I’m sick of the rejection letters and emails, the excuses, employers and recruitment consultants that don’t respond. I know that some employers think that if a person is at a certain age or is long-term unemployed it’s because they are lazy and don’t want to work.
Something needs to be done so that people like myself and men like the Newlands Cross protester don’t have to take certain measures to get a job.
We need to start with the Government and the employers if we are to make sure that future generations aren’t left unemployed just because they’re middle-aged or long-term unemployed.
NAME AND ADDRESS WITH EDITOR
TRUE SPORTING HEROES
* I feel there is a touch of Oscar Wilde’s famous definition of a cynic as one who knows “the price of everything and the value of nothing” in the RTE sports department, which can show a similar lack of appreciation of what is truly valued by the Irish people.
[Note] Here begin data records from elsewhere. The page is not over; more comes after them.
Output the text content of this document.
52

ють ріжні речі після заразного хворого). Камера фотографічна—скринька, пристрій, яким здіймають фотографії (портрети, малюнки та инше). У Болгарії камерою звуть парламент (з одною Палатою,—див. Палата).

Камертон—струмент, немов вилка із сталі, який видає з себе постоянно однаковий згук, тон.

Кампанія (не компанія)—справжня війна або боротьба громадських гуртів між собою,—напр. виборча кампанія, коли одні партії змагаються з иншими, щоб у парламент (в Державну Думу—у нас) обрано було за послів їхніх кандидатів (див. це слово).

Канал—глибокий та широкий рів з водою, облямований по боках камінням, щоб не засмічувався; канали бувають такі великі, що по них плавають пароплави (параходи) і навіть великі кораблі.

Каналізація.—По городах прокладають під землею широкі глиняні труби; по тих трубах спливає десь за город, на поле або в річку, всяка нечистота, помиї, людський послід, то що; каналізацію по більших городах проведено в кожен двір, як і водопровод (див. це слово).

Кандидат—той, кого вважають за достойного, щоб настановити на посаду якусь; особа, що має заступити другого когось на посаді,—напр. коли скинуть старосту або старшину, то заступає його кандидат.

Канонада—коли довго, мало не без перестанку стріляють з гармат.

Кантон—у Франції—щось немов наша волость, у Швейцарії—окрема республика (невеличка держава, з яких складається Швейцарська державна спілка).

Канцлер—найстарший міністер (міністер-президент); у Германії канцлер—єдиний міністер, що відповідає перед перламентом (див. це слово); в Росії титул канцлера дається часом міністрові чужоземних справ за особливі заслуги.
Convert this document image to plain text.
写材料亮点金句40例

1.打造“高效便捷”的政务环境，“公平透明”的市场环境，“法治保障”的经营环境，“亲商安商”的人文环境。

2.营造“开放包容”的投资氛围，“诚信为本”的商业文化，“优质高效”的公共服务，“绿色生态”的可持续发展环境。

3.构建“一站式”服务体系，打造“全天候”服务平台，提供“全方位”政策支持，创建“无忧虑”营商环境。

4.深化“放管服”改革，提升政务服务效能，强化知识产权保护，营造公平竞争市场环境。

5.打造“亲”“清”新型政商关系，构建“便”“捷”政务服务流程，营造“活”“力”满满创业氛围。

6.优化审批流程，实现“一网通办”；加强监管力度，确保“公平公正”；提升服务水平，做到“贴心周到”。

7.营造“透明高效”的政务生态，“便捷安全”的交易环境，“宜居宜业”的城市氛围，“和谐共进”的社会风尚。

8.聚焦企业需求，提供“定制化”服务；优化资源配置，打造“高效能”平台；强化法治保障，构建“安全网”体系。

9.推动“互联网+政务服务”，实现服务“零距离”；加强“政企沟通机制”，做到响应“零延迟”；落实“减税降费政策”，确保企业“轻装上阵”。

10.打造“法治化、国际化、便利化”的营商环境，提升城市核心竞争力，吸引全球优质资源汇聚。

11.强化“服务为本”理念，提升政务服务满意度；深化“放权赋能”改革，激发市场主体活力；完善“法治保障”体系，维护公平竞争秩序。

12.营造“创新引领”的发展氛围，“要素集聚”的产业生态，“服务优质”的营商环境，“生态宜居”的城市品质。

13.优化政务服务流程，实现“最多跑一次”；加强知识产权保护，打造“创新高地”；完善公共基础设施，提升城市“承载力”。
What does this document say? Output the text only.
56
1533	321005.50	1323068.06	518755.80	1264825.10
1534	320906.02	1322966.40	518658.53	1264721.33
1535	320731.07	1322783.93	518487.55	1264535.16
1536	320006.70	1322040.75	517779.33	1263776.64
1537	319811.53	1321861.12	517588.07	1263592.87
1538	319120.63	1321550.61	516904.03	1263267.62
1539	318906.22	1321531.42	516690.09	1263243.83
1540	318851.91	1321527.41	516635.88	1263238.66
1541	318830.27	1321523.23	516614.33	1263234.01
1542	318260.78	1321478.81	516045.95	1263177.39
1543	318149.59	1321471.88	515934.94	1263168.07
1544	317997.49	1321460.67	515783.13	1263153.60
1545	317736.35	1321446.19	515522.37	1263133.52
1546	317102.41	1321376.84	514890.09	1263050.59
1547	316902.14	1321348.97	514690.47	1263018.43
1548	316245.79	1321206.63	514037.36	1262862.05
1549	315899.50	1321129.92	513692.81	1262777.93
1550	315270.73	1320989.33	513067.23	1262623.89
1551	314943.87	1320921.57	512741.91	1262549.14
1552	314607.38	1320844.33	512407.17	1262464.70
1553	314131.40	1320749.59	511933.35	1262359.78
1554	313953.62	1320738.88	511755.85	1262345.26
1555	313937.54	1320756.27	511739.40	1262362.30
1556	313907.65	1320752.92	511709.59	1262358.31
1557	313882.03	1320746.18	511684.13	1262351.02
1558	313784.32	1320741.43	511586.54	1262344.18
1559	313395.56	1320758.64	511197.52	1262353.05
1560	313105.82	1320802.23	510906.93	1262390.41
While the presenter of the RTE sports awards was busy drooling over anything to do with soccer, the plain people of Ireland were busy voting for the team and manager of the year, and hey presto, they voted for Clare’s Davy Fitzgerald as manager and for the Clare hurling team as their team of the year. No soccer accolades in sight!
While players such as the Brogan brothers of Dublin and Kerrymen such as Colm Cooper are playing Gaelic football (fair play to them — no pun intended) all the Roy Keanes and Martin O’Neills in the world will not produce a world-class soccer team, so the sports boys in RTE had better get used to that (for them) unpalatable fact.
Eileen Malone
RATHFARNHAM, DUBLIN 14
FLAGGING A SOLUTION
* Dr Haass suggested a compromise flag for Northern Ireland. May I suggest an adoption of a layout such as the New Zealand or Australian flags? This could be the Tricolour with the Union Jack at the top left quarter or the opposite, the Union Jack with the Tricolour inserted.
JOE DOWLING
CO WESTMEATH
BANNER ON THE MARCH
* Our good friend Micheal O Muircheartaigh says that it would be fitting if the Dubs won the double this year to mark the 1,000th anniversary of the Battle of Clontarf (Irish Independent, January 1).
Surely it would be more fitting if Clare hurlers won again — after all Brian Boru came up to Clontarf from the Banner county to show the Dubs how to win, just as Anthony Daly did almost a thousand years later!